At first, the economically phrased Amendment seems clear -- if you're not a well regulated Militia, then you don't necessarily have the right to bear arms. Yet, last Friday, a federal appeals court voted 2-1 in favor of the individual's right to bear arms, claiming, "are not limited to militia service, nor is an individual's enjoyment of the right contingent upon his or her continued intermittent enrollment in the militia." My reaction: anger, betrayal, disollution, and then I feel into a Vinny Barberinoesque stupor, saying outloud with hands to my face, "I'm so confused."

It appears as though this is, as The Second Amendment Foundation called it "a landmark for liberty", or a notch on the bullet carrying belts of America's gunlovers and their disconcertingly strong lobby and its figurehead, the NRA. Upon searching further, I did find some interesting information on the subject of gun rights and the founding fathers' plan (see links at bottom of post). Though I feel that there can be an positive and fruitful compromise here. I don't necessarily have a problem with individual rights allowing for someone to own a gun, but I fail to see why gun control is the negation of these rights. Why does someone feel that they must have a gun immediately and why the hell don't we all agree that if you do have this pressing need, then you probably shouldn't have a gun? So, please read the links below and figure it out for yourself, because the more I think about this, the more I feel the urgent need to buy a gun, and then I'd just be more of a hypocrite.

Links to read: The Debate Team (a good video with quotes that Good Will Hunting would have cited if caught with an unregistered weapon), Stuck on Stupid, and a good overview of what people are saying from Michelle Malkin.


Andy D said...

I fall on the other side of both of your arguments; I believe the 2nd amendment protects our right to own guns, and I believe abortion should be illegal. I heard many of the arguments made by the majority opinion on Friday and believe they are correct. In the words of the old phrase, “if you outlaw guns, only outlaws will have guns.” I believe we have rights until those rights infringe on others rights. Abortion is a perfect example. If a woman has the right to decide what affects her body, why doesn’t the unborn baby get the same right?

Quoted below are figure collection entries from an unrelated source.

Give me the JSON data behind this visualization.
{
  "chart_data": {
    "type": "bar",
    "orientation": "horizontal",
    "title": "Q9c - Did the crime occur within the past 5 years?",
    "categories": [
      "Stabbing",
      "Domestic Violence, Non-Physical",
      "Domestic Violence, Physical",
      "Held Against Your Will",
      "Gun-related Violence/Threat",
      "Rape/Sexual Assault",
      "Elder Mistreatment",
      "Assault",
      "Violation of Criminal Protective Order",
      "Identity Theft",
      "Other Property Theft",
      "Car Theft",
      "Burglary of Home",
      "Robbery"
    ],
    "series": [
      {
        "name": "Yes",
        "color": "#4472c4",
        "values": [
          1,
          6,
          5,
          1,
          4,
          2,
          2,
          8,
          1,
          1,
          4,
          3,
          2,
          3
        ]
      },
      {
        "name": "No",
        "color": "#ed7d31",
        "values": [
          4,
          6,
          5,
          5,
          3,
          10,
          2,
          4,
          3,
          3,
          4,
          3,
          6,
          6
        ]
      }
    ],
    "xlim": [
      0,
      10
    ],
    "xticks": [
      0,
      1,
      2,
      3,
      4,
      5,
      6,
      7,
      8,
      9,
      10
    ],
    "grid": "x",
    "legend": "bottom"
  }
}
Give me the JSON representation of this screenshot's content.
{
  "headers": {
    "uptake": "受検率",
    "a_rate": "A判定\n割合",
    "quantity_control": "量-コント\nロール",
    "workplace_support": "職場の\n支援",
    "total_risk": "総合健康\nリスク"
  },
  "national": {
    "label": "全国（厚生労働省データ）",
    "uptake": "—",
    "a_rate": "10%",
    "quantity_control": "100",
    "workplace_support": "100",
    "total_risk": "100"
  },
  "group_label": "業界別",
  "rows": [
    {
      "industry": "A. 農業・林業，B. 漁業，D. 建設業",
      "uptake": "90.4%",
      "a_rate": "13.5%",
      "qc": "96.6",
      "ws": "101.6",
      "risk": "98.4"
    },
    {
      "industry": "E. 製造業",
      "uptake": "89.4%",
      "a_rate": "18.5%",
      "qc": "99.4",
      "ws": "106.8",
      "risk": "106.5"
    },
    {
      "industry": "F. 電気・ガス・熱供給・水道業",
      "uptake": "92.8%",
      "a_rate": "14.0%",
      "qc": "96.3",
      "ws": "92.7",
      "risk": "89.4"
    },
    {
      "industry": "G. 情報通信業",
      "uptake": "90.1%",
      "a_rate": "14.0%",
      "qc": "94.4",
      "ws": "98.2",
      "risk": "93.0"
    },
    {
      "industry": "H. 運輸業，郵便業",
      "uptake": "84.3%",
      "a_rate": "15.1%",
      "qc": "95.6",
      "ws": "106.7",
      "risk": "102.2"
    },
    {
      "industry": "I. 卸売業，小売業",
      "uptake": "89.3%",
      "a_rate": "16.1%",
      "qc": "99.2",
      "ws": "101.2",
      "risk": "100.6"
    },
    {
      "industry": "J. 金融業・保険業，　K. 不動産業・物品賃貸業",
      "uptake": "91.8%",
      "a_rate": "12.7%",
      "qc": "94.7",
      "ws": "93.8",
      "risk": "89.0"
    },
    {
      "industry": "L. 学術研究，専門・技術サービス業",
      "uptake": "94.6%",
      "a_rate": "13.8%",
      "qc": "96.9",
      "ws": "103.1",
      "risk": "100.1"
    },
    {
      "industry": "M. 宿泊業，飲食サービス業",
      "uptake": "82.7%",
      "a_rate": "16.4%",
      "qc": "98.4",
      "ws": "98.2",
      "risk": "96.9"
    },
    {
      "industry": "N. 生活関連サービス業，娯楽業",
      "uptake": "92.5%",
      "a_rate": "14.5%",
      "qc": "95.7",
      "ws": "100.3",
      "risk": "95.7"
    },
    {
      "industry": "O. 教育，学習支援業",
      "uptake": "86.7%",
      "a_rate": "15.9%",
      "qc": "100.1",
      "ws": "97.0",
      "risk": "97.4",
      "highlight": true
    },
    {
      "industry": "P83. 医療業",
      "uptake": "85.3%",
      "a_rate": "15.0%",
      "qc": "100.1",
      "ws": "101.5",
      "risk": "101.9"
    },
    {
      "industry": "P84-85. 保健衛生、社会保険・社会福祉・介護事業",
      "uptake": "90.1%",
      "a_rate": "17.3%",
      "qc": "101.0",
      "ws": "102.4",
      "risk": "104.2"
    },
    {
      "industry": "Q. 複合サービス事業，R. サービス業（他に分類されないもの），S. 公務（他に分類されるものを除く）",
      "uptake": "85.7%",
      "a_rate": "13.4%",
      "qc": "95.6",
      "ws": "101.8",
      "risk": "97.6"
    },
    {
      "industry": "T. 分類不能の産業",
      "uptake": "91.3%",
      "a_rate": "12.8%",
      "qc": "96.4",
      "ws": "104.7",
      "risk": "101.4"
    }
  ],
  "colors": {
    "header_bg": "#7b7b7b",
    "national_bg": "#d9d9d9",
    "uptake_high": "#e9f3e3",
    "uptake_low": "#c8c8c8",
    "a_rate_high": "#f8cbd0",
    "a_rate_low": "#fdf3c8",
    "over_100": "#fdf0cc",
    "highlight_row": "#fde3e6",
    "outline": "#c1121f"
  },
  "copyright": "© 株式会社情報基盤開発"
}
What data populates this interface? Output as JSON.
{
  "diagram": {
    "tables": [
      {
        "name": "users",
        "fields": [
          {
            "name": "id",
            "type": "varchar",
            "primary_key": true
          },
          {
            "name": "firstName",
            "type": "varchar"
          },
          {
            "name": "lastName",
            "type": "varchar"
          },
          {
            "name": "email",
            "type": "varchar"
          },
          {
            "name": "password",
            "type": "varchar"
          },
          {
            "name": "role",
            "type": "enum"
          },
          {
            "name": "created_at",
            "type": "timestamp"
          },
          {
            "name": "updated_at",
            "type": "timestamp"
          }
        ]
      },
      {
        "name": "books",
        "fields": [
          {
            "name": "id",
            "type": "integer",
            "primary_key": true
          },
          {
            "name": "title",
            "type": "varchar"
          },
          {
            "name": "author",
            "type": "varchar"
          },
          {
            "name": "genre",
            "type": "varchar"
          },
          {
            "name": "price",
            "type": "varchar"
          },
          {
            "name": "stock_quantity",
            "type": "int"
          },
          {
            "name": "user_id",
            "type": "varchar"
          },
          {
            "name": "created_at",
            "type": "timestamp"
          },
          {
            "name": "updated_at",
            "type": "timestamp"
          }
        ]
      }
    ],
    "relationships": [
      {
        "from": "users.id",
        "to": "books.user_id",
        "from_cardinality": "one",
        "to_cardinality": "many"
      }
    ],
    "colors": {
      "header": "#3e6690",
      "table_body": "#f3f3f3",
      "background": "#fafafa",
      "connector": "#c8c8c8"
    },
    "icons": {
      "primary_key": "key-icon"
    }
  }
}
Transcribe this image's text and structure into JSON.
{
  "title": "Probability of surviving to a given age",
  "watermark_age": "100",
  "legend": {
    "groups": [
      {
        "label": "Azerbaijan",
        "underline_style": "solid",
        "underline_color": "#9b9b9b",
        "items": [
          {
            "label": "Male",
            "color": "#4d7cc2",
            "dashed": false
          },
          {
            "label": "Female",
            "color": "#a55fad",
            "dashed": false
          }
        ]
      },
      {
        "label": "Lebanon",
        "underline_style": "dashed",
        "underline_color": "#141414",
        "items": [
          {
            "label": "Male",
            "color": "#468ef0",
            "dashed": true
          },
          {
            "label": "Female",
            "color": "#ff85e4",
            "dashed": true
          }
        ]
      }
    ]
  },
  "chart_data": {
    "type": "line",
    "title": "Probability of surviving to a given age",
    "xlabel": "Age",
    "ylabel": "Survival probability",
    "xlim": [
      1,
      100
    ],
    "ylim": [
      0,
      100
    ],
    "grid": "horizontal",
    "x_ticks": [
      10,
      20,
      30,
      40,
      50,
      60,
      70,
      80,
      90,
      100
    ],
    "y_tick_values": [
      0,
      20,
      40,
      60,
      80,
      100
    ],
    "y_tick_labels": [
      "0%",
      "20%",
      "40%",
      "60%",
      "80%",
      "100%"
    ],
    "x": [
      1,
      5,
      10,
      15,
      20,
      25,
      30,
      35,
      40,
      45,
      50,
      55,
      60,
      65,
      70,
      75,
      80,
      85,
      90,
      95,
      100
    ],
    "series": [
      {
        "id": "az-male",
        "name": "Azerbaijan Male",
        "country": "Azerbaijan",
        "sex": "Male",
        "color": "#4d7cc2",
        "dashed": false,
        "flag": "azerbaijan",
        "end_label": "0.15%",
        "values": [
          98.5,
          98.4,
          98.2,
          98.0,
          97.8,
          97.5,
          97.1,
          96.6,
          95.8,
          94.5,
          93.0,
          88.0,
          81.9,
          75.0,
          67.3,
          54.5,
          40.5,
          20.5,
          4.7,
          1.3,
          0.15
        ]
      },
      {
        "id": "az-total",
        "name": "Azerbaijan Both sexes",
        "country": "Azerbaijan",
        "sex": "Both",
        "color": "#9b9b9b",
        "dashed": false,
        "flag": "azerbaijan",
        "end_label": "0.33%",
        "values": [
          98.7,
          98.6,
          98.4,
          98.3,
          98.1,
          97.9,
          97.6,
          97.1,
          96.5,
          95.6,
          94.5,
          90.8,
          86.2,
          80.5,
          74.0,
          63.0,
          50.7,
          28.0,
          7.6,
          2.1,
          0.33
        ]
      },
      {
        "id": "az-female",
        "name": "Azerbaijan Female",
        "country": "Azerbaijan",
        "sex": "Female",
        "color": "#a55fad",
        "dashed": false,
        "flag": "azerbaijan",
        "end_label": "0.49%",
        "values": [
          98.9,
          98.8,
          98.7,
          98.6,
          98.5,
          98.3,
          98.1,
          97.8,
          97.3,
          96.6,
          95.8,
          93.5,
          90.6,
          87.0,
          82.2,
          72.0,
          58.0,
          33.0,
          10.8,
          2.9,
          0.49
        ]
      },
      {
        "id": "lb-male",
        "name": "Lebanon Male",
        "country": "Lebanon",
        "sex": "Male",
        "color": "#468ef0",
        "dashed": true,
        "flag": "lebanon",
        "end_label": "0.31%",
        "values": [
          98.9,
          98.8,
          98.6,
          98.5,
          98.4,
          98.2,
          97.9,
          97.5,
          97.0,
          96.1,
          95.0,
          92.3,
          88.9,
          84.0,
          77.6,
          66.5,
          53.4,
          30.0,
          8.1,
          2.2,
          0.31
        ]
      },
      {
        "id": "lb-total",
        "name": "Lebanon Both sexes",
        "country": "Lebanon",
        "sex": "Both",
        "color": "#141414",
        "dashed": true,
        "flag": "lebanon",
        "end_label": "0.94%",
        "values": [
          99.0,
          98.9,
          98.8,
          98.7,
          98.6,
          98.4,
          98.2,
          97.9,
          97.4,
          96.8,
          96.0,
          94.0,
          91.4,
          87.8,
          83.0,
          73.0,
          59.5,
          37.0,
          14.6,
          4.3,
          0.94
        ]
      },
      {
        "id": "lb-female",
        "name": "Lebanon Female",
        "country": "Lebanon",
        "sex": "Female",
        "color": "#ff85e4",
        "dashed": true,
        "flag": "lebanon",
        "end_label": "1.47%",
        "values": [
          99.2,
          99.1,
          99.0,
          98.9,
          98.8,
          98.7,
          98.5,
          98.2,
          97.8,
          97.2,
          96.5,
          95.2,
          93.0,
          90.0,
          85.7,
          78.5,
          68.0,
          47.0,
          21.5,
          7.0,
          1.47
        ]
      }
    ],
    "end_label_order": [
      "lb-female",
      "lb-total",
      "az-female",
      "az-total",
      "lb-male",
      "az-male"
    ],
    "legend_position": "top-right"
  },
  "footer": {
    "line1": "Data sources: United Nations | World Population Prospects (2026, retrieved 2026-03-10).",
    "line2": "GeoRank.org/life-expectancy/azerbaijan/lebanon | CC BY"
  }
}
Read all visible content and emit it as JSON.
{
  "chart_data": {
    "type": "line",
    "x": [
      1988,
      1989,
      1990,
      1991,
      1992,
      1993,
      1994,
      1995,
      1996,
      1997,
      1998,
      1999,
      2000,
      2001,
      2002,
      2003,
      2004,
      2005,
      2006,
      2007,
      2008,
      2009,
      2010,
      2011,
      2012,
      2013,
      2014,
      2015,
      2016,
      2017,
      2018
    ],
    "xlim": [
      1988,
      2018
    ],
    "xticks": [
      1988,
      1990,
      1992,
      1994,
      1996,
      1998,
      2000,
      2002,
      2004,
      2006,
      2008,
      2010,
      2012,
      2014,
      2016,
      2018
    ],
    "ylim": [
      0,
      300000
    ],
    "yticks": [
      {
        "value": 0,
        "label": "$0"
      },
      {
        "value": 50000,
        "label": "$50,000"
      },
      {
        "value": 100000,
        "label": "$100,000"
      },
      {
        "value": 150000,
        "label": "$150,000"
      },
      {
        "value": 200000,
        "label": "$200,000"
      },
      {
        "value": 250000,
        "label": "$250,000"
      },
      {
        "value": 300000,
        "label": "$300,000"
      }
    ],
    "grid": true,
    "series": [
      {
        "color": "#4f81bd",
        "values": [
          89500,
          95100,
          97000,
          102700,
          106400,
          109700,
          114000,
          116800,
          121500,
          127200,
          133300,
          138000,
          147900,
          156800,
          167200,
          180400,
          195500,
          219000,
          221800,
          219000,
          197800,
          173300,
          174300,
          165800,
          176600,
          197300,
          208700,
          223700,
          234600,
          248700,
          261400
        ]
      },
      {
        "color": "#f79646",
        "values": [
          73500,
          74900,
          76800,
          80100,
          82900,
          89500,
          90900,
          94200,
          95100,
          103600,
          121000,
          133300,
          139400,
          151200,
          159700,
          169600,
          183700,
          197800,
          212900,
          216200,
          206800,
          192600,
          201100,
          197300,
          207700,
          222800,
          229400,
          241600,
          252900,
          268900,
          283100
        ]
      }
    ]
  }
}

CapeTownDissentator said...

Certainly these are issues that are hardly resolved by professional lawmakers and seldom by bloggers. I do agree with the old phrase about outlaws and guns, just as if we outlawed cigarettes we would create a black market for them. Regarding the rights or lack of rights for an unborn baby, your framing of the argument forces me to appear like an ogre and say that an unborn baby doesn't have rights, but an unborn baby doesn't necessarily have the rights of a living U.S. citizen. Biologically, it isn't even a self-sustaining life, entirely dependent on the mother. Taking away a woman's right to choose is not, in my opinion, infringing on the something without rights.
I didn't mean to be ambiguous concerning my views on ind. rights. I honestly do not want to ban guns or outlaw them. In terms of the ease with which one can acquire a gun, however, and the fire power of available weapons, the 2nd Amendment does not seem to be supportive in the case of a automatic weapon.
While the 2nd Amendment, I agree, should and does allow for an individual to bear arms, there remains no textual citation in the Constitution that affords an unborn child any rights.

Andy D said...

This is an arguement I have actually changed my opinion on 180 degrees. Before my wife got pregnant, I would have said almost word for word what you said. However, seeing pictures and hearing my daughters heart changed my mind. I truely believe she was a living individual before she was born. Becuase of that, I believe abortion is simply wrong.

CapeTownDissentator said...


CapeTownDissentator said...

Your change in view is certainly justifiable and, as I am not a father, I cannot argue with the sentiment. If you do not agree with abortion in your own life, I am curious to know if this would make you vote against it and decide this for others.
There are cases, such as the ones I see here in South Africa, where the child is born into a family where both parents are dying of AIDS, where jobs are scarce and few can afford proper care and schooling. There are too many cases like this in the states to just outlaw abortion, and because of this I could never agree with the pro-life sentiment. What I mean to say is that we should vote in our own self-interests but with compassion for those who do not feel the same or have the same economic and/or community support.